The biggest cyberthreat to a firm: Employees

Internal hacking is an emerging danger for advisers

Apr 2, 2015 @ 9:04 am

By Alessandra Malito

The biggest cyberthreat for advisory firms may be right in the office.

Experts say internal hacking is an emerging danger for advisers, and to protect client data breaches from inside, advisers need to address security issues with employees, implement stronger policies to steer away potential data theft and keep tabs on employees' Internet activities.

"All too often when people think of cybersecurity, they are thinking of a hacker or a virus," Brian Edelman, chief executive of Financial Computer Services, a company that works primarily in cybersecurity, said. "It's more than that."

The issue of internal cyber security was in the headlines recently when Morgan Stanley claimed one of its advisers allegedly obtained data on thousands of clients. Some of the data ended up online and the question arose whether the broker sold the data — his lawyer said he did not — or whether his computer was hacked.

Morgan Stanley did not respond for comment.

"Morgan Stanley-type firms have a much different problem than a smaller or medium-sized RIA," Greg Friedman, president of Junxure, a cloud-based customer relationship management software, said. "That being said, we should never underestimate the risk of that happening."

Mr. Friedman, who is also the founder of the advisory firm Private Ocean Wealth Management in San Rafael, Calif., said his firm has recently decided to get cybersecurity insurance during the company's review of insurance policies.

With the bulk of advisory firms not planning on spending money on cyber security this year even as regulators raise red flags, the issue looms large.

According to InvestmentNews' Outlook 2015 survey, only 30% of advisers plan to invest in cybersecurity in 2015.

Meanwhile, Securities and Exchange Commission officials believe that advisory firms face an increasing number of online attacks and the Financial Industry Regulatory Authority Inc. is examining more firms to get a handle on how they protect themselves from potential online threats.

In the SEC's cybersecurity sweep report, the regulator found that 11% of broker-dealers and 4% of advisers reported internal hacking, but that 58% of broker-dealers and 21% of advisers have cybersecurity insurance in place.

At least one company thinks it has a solution.

External IT, which offers a cloud-based dashboard that links with 150 applications for registered investment advisers and brokers, is rolling out an upgrade to its product that focuses on internal hacks.
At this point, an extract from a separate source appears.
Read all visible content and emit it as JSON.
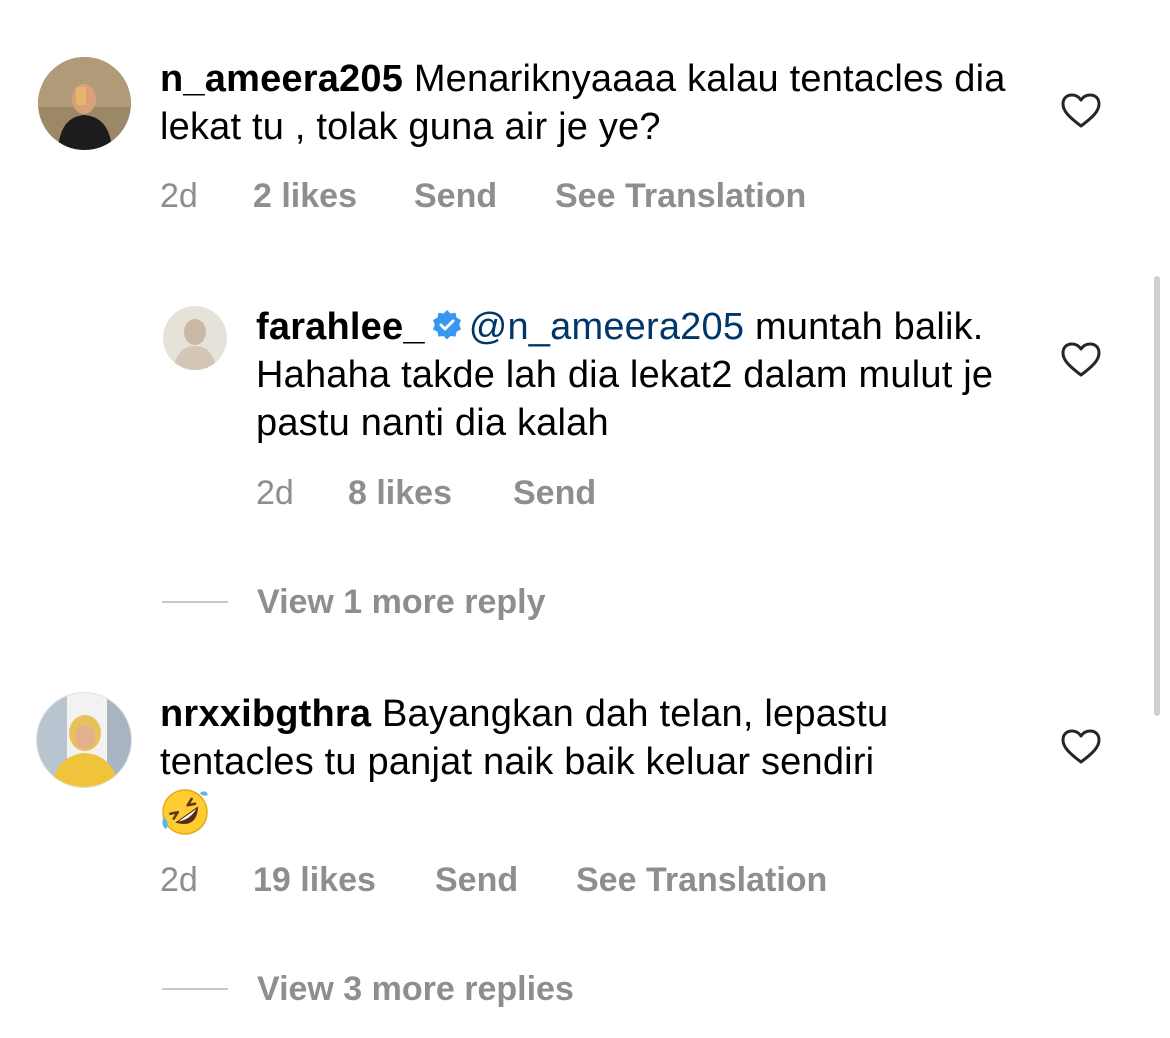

Its new feature includes an activity page that tracks an adviser's logins onto the system with location, time, IP address and device information. If there is a questionable login attempt, advisers will notice. At large firms, chief compliance or information officers can track the online activity of every employee through the External IT system.

External IT's dashboard acts as the jumping off point for an adviser's practice throughout the day, and links to applications like Salesforce and Microsoft Office. Advisory firms can decide if they want their advisers to sign in with a two-step process, which includes a token passcode to type in after a regular login and password. Firms can also implement a one-step login for web-based applications after signing into the cloud, where the adviser would not know his or her credentials to sign into the following applications.

The service costs between $150 to $200 per user per month, with an initial fee for setting up a firm's IT system. The company has a partnership with Fidelity in which advisers custodying with Fidelity Institutional Wealth Services can access the External IT features at a reduced rate.

Sam Attias, vice president of financial services practice at External IT, said the firm is seeking to strike other partnerships with custodians, broker-dealers and advisory firm aggregators.

He added that the SEC's cybersecurity sweep prompted the company to reevaluate its security features for advisers.

"The user now knows everything the firm can see," Mr. Attias said. "They can pick up on a breach. It's the visibility you had before but in a very restrictive environment."

A more restrictive environment may be what advisory firms need.